Arsenic trioxide (As(2)O(3)), an effective agent against acute promyelocytic leukemia, has been reported to inhibit the viability of solid tumors cell lines recently. The detailed molecular mechanism underlying the As(2)O(3)-induced inactivation of the cdc2 and possible functional role of PTEN in the observed G2/M arrest has yet to be elucidated. Here, we assessed the role of PTEN in regulation of As(2)O(3)-mediated G2/M cell cycle arrest in Hepatocellular carcinoma cell lines (HepG2 and SMMC7721). After 24 h following treatment, As(2)O(3) induced a concentration-dependent accumulation of cells in the G2/M phase of the cell cycle. The sustained G2/M arrest by As(2)O(3) is associated with decreased cdc2 protein and increased phospho-cdc2(Tyr15). As(2)O(3) treatment increased Wee1 levels and decreased phospho-Wee1(642). Moreover, As(2)O(3) substantially decreased the Ser473 and Thr308 phosphorylation of Akt and upregulated PTEN expression. Downregulation of PTEN by siRNA in As(2)O(3) -treated cells increased phospho-Wee1(Ser642) while decreased phospho-cdc2(Tyr15), resulting in decreased the G2/M cell cycle arrest. Therefore, induction of G2/M cell cycle arrest by As(2)O(3) involved upregulation of PTEN.

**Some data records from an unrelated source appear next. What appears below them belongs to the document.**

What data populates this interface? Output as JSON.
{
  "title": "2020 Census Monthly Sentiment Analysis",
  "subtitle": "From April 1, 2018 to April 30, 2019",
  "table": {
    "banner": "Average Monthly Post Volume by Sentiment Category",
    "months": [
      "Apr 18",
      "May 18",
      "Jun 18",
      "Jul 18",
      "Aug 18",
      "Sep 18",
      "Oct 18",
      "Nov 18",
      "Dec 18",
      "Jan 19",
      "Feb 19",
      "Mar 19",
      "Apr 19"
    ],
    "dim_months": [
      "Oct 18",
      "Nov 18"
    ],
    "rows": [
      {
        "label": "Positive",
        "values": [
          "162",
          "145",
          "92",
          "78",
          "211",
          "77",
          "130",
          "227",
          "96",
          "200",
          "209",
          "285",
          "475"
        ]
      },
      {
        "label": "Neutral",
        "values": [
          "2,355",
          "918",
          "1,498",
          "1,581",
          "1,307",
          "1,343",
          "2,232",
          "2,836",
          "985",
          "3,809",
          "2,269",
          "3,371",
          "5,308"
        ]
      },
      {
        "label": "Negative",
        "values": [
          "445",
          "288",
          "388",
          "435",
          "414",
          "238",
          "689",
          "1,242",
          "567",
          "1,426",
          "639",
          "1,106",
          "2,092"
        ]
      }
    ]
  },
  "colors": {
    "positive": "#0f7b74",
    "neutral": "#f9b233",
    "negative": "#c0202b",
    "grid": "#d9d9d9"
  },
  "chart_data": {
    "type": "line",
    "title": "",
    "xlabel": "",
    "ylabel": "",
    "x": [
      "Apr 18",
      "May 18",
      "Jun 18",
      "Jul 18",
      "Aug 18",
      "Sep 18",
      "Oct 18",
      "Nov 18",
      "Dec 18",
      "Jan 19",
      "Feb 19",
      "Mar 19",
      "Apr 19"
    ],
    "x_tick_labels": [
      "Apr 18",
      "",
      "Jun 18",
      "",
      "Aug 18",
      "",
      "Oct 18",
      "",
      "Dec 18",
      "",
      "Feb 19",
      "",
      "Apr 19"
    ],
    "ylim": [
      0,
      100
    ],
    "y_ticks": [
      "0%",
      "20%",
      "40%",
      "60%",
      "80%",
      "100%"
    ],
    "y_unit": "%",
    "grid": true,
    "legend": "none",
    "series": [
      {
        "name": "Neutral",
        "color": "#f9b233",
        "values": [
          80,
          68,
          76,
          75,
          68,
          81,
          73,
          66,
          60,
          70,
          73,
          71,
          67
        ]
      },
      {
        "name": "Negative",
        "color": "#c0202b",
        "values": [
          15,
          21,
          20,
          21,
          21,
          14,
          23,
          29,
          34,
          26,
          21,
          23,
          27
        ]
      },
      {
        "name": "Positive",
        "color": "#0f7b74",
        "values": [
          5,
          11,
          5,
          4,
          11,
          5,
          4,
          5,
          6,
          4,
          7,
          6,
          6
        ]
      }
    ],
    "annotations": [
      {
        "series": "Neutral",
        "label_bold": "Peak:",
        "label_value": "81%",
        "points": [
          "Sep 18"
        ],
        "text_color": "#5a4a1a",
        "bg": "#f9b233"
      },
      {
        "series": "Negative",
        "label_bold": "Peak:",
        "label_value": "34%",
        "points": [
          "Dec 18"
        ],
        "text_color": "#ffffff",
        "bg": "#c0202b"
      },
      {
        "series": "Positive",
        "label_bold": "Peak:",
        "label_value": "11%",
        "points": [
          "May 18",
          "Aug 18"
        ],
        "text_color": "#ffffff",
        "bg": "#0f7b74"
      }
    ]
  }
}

三氧化二砷(As(2)O(3))是一种有效的急性早幼粒细胞白血病治疗药物,最近有报道称其能够抑制实体肿瘤细胞系的活力。As(2)O(3)诱导 cdc2 失活的详细分子机制以及 PTEN 在观察到的 G2/M 期阻滞中的可能功能作用尚未阐明。在这里,我们评估了 PTEN 在调节肝癌细胞系(HepG2 和 SMMC7721)中 As(2)O(3)介导的 G2/M 细胞周期阻滞中的作用。As(2)O(3)处理 24 小时后,细胞在细胞周期的 G2/M 期呈浓度依赖性积累。As(2)O(3)持续的 G2/M 期阻滞与 cdc2 蛋白减少和磷酸化 cdc2(Tyr15)增加有关。As(2)O(3)处理增加了 Wee1 水平并降低了磷酸化 Wee1(642)。此外,As(2)O(3)还显著降低了 Akt 的 Ser473 和 Thr308 磷酸化并上调了 PTEN 表达。As(2)O(3)处理的细胞中 PTEN 的 siRNA 下调增加了磷酸化 Wee1(Ser642),同时降低了磷酸化 cdc2(Tyr15),从而减少了 G2/M 细胞周期阻滞。因此,As(2)O(3)诱导的 G2/M 细胞周期阻滞涉及 PTEN 的上调。